A label is an informatory GUI component that typically describes another component. For example, you see a label Username side of a username field to tell you that the textfield is for typing username.
A Button is the most common GUI control that lets you click on it do some action. You might already have seen it a lot of times, in OK and Cancel buttons, for example.
A TextField can contain a single row text. It is mostly used for single line data. You already have seen it in lot of username fields and even in the subscribe field in the blog sidebar. It is a sub class of TextComponent
A TextArea can contain multiple rows of text. You might have seen it in Notepad, that's where you write text. As it contains multiple rows and columns, it contains scrollbars.
A checkbox allows user to check or un check an option. Users can check multiple checkboxes. However, you can also use checkbox as a radio button (which restricts user to select only one out of various checkboxes) if several checkboxes are added to a group. All these are covered in the below example.
A Choice allows user to choose an item from a list of similar items. It is a drop down menu also called as a combo box (in swing) and only one item is visible before drop down.
A List unlike a Choice allows user to select multiple items, however there is also an option to restrict to a single selection. But a list looks different, all items are visible in the List.
Working with Menus
A MenuBar is a component that contains menus. A Menu contains MenuItems and other menus. If A menu contains B Menu then B Menu is said to be a sub menu of A Menu.
A CheckboxMenuItem is a MenuItem that can be checked or un-checked. You might have encountered it in Notepad > Format > Wordwrap
A dialog is a window with a title bar but with no minimize or maximize options. It is a direct sub-class of Window and comes with default BorderLayout. You can also remove the title bar as you can in Frame. Also, a dialog can be constructed with a parent, typically a Frame or another dialog.
Dialogs are divided into types, Modal and Modeless (default). A modal dialog blocks user input of top-level windows of the dialog (i.e. its parents, but not its children) while a modeless dialog doesn't. Like the Frame, dialogs can generate WindowEvent.
A FileDialog is a dialog that lets user select a file either for opening or saving. You can see it when you click open/save as in Notepad.

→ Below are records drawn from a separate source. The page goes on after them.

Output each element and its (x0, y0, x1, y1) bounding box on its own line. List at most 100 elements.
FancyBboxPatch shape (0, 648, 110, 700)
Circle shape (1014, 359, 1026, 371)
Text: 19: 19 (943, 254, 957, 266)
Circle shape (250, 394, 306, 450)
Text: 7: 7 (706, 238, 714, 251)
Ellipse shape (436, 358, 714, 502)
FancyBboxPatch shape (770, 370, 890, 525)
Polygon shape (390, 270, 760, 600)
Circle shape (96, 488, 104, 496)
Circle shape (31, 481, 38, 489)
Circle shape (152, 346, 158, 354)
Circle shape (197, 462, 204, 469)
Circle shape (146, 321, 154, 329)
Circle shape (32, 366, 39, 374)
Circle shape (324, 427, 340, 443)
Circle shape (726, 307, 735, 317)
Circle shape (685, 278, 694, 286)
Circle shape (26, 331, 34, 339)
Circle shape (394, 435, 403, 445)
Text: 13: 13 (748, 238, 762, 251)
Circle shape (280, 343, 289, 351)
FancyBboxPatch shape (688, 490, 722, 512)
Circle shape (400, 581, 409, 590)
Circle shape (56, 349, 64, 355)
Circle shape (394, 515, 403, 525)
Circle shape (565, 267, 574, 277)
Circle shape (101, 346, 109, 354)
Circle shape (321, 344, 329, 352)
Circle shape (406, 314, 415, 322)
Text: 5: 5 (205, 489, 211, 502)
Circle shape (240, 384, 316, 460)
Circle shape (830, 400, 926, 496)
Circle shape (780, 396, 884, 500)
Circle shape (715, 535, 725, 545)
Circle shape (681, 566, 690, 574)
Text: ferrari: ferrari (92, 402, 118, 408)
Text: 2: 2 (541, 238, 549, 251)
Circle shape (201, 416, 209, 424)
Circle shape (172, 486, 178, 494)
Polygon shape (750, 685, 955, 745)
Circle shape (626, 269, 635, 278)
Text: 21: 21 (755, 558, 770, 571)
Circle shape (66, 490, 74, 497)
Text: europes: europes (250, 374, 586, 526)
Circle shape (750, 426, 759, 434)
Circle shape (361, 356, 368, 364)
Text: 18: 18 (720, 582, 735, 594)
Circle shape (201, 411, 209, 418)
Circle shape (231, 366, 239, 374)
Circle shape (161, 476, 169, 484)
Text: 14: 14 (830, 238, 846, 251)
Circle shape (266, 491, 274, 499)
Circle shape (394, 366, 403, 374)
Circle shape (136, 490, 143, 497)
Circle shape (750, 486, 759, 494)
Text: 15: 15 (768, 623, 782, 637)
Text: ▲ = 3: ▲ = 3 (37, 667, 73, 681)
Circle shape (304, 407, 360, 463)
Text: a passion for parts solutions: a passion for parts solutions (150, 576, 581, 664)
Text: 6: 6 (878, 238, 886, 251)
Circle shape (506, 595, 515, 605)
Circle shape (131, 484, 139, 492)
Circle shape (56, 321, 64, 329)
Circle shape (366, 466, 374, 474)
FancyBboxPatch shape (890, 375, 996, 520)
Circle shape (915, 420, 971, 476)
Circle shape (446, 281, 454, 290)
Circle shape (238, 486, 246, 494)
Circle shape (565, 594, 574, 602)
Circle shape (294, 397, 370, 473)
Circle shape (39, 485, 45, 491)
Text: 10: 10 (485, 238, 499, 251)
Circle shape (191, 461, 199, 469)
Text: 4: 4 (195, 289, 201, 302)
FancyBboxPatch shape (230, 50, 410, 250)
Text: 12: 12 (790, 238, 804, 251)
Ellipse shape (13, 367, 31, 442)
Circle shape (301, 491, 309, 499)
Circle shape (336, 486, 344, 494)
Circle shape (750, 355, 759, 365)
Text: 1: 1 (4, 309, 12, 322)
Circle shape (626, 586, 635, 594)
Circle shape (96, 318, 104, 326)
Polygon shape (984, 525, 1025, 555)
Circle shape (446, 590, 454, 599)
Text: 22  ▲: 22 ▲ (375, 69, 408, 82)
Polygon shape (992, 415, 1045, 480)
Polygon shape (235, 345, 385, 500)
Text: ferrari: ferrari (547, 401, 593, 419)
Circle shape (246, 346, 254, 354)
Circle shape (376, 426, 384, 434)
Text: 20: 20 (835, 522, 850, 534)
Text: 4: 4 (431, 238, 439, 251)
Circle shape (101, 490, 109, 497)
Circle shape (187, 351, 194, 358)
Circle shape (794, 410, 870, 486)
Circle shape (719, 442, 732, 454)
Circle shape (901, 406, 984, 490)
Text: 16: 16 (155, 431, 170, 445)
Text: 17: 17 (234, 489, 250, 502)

It is modal by default, which means that it blocks user input until user selects a file or closes it.
Accessing System tray
You can also access system tray in AWT. You can create an icon and set a popup menu for it.
AWT Toolkit Features
The java.awt.Toolkit class contains methods with which we can do a lot of things to do some basic tweaks.
- Create a Beep sound in Java
- Get all installed fonts in a PC
- Get data from Clipboard in Java
- Get screen size and resolution in Java
Robot class in Java is designed to automate tasks. It contains methods to programatically perform user actions like pressing, releasing keys, clicking mouse button.
Desktop and GraphicsConfiguration classes
Desktop class is used to work with applications installed in Windows. It can be used to open files, url etc. The specialty of this class over Runtime and ProcessBuilder is that, it launches any file in the default application so we don't need to specify. GraphicsConfiguration gives details about output devices like monitor.